Deutsche Nationalakademie:Im Namen Ihrer Majestät

Die britische Royal Society soll Vorbild für den Rang der Leopoldina sein.

Alexander Menden

Es gibt in Großbritannien und dem ehemaligen Commonwealth zahlreiche Körperschaften, die sich als "Royal Society" bezeichnen dürfen: unter anderem die Royal Geographical Society und Royal Society of Medicine, aber auch die Königliche Gesellschaft zur Vermeidung von Unfällen oder die Königliche Numismatikervereinigung. Ihnen allen ist gemein, dass sie unter der Schirmherrschaft der britischen Monarchen stehen. Die traditionsreichste ist allerdings jene Vereinigung, die einfach nur Royal Society genannt wird - die britische Akademie der Wissenschaften.

Am 28. November 1660 als Gesellschaft zur Förderung experimenteller Forschung gegründet, gehörten zu ihren Gründungsmitgliedern der Architekt und Astronom Sir Christopher Wren und der Begründer der volkswirtschaftlichen Statistik, William Petty.

Nachdem König Charles II. ihr am 15. Juli 1662 sein Siegel verliehen hatte, durfte sie sich offiziell Royal Society of London for the Improvement of Natural Knowledge nennen. Von Beginn sah es die Royal Society als eine ihre wichtigsten Aufgaben an, naturwissenschaftlichen Erkenntnisgewinn zu unterstützen.

Seit 1665 gibt die Royal Society die Philosophical Transactions heraus, nach dem französischen Journal des sçavans die zweitälteste wissenschaftliche Fachzeitschrift Europas.
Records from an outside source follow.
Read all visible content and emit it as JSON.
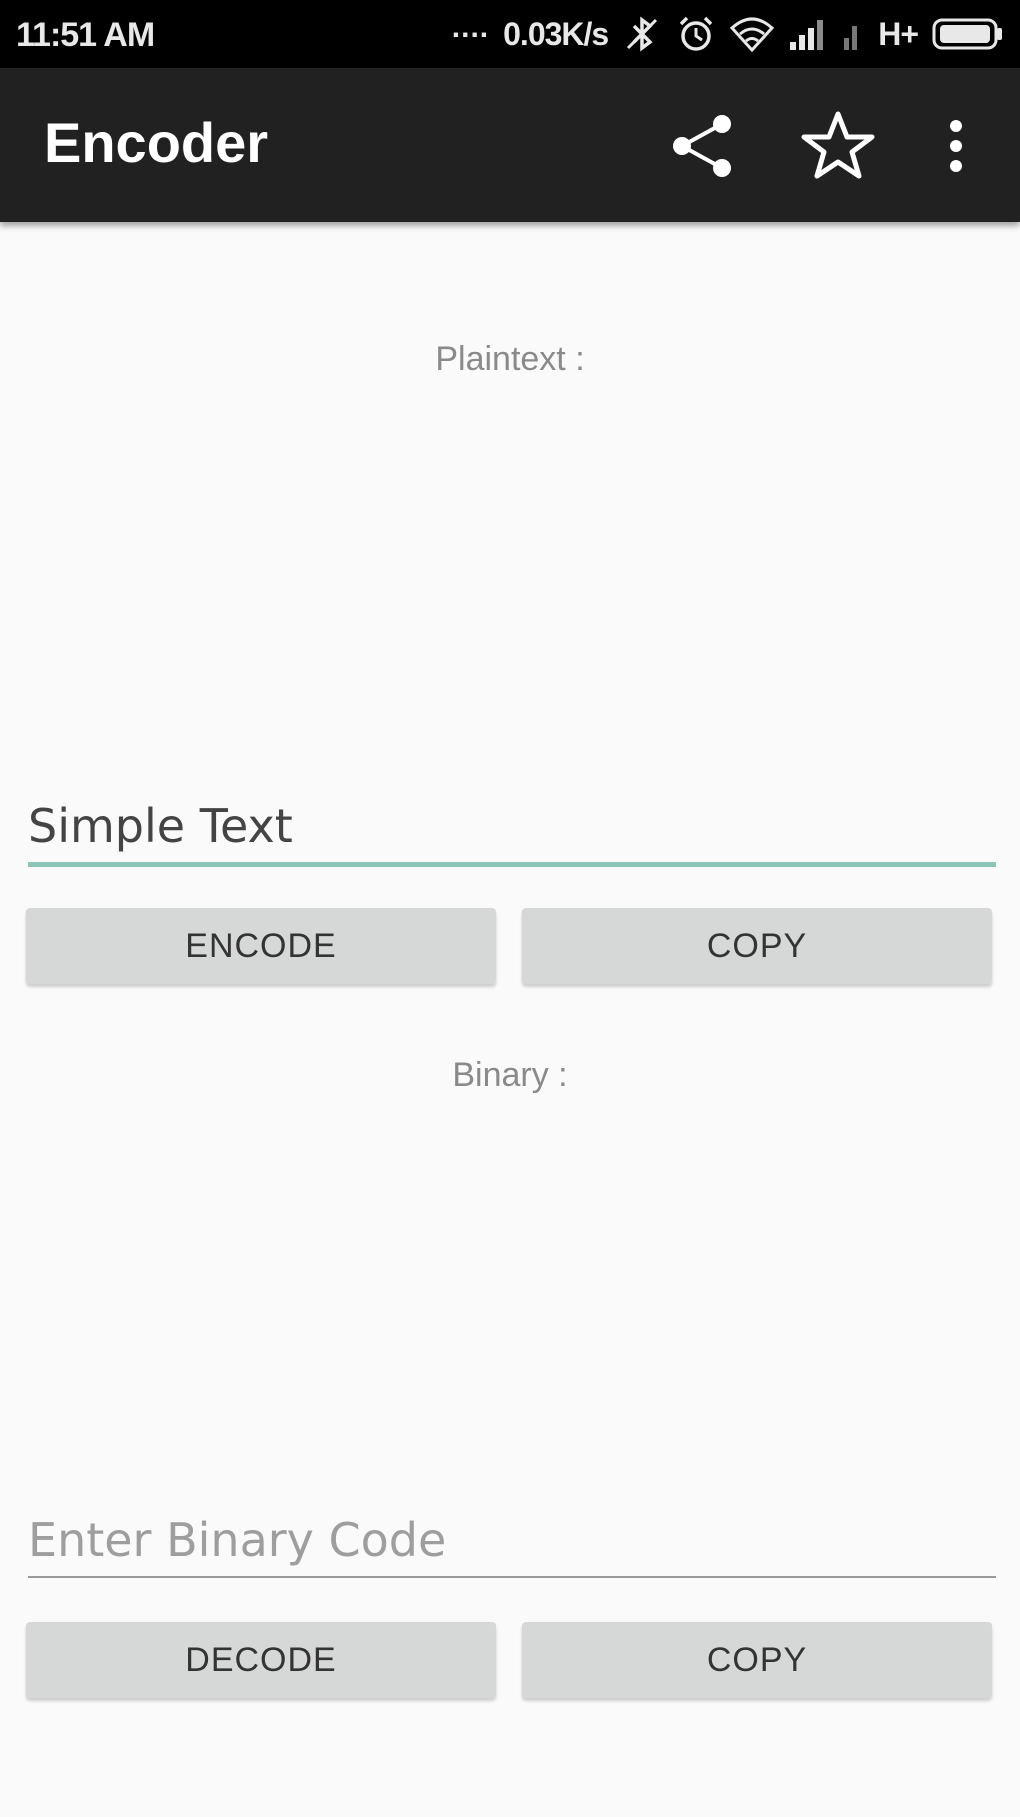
{
  "status_bar": {
    "time": "11:51 AM",
    "notification_dots": "....",
    "network_speed": "0.03K/s",
    "icons": [
      "bluetooth-off-icon",
      "alarm-icon",
      "wifi-icon",
      "signal-icon",
      "signal-secondary-icon",
      "hplus-icon",
      "battery-icon"
    ],
    "network_type": "H+"
  },
  "app_bar": {
    "title": "Encoder",
    "actions": [
      "share-icon",
      "star-outline-icon",
      "overflow-menu-icon"
    ]
  },
  "encode_section": {
    "label": "Plaintext :",
    "input_value": "Simple Text",
    "encode_label": "ENCODE",
    "copy_label": "COPY"
  },
  "decode_section": {
    "label": "Binary :",
    "input_value": "",
    "input_placeholder": "Enter Binary Code",
    "decode_label": "DECODE",
    "copy_label": "COPY"
  },
  "colors": {
    "status_bar_bg": "#000000",
    "app_bar_bg": "#212121",
    "background": "#fafafa",
    "accent_underline": "#8cc4b8",
    "button_bg": "#d6d7d7"
  }
}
Ihr hohes internationales Ansehen wurzelt in der beispiellosen Anzahl von Naturwissenschaftlern von Weltrang, die Mitglieder der Society waren: Die Präsidentschaft hatten unter anderem Sir Isaac Newton und der Entdecker des Elektrons, Joseph J. Thomson, inne.

Weitere Mitglieder waren Albert Einstein, Francis Crick und Stephen Hawking. Zu "Fellows" der Gesellschaft auf Lebenszeit werden alljährlich 44 bedeutende Naturwissenschaftler, Mathematiker und Ingenieure aus dem Commonwealth, in Ausnahmefällen auch Ausländer, die in Großbritannien arbeiten, von Kollegen gewählt. Die Gesellschaft vergibt Preise und Medaillen, die zu den bedeutendsten wissenschaftlichen Auszeichnungen der Welt zählen.

Erstklassiger Ruf, große Autorität

Zu 68 Prozent durch öffentliche Mittel, zudem durch Spenden, Investitionen und aus dem Magazinverkauf finanziert, hat die Royal Society heute 1300 Mitglieder. Sie kommt ihrem Gründungsauftrag der Forschungsförderung durch die finanzielle Unterstützung von rund 400 der "besten jungen Wissenschaftler im Vereinigten Königreich" nach.

Hierfür stehen zurzeit jährlich 37,5 Millionen Euro zur Verfügung. Der politische Einfluss der Royal Society ist nicht unbedeutend, wenn auch indirekt: Ihr erstklassiger Ruf und ihre große Autorität machen es für britische Regierungen geradezu unumgänglich, ihren Rat in all jene politische Entscheidungen einzubeziehen, die einen naturwissenschaftlichen Aspekt haben.

Schließlich übernimmt es die Royal Academy, die wissenschaftliche Arbeit britischer Institute im eigenen Land und auch nach außen zu präsentieren und zugleich die Ergebnisse weltweiter Forschung in Großbritannien zugänglich zu machen. In all diesen Bereichen ist die Londoner Gelehrtenvereinigung so überaus erfolgreich, dass es nahelag, sich bei der Gründung einer zentralen deutschen Nationalakademie der Wissenschaften in Struktur und Arbeitsweise an dieser ebenso ehrwürdigen wie auf der Höhe der Zeit agierenden Königlichen Institution zu orientieren.

Allerdings gibt es auch in Großbritannien nicht nur eine einzige Akademie der Wissenschaften. Obwohl sie mit der Royal Society of Edinburgh und der Royal Irish Society eng zusammenarbeitet, agieren die Letztgenannten unabhängig von der Londoner Schwesterakademie. Die schottische Royal Society hat zudem im Gegensatz zu ihrem Londoner Pendant ein Spektrum, das über das Gebiet der reinen Naturwissenschaft hinausgeht: Es schließt Geschichte und Literaturwissenschaft mit ein.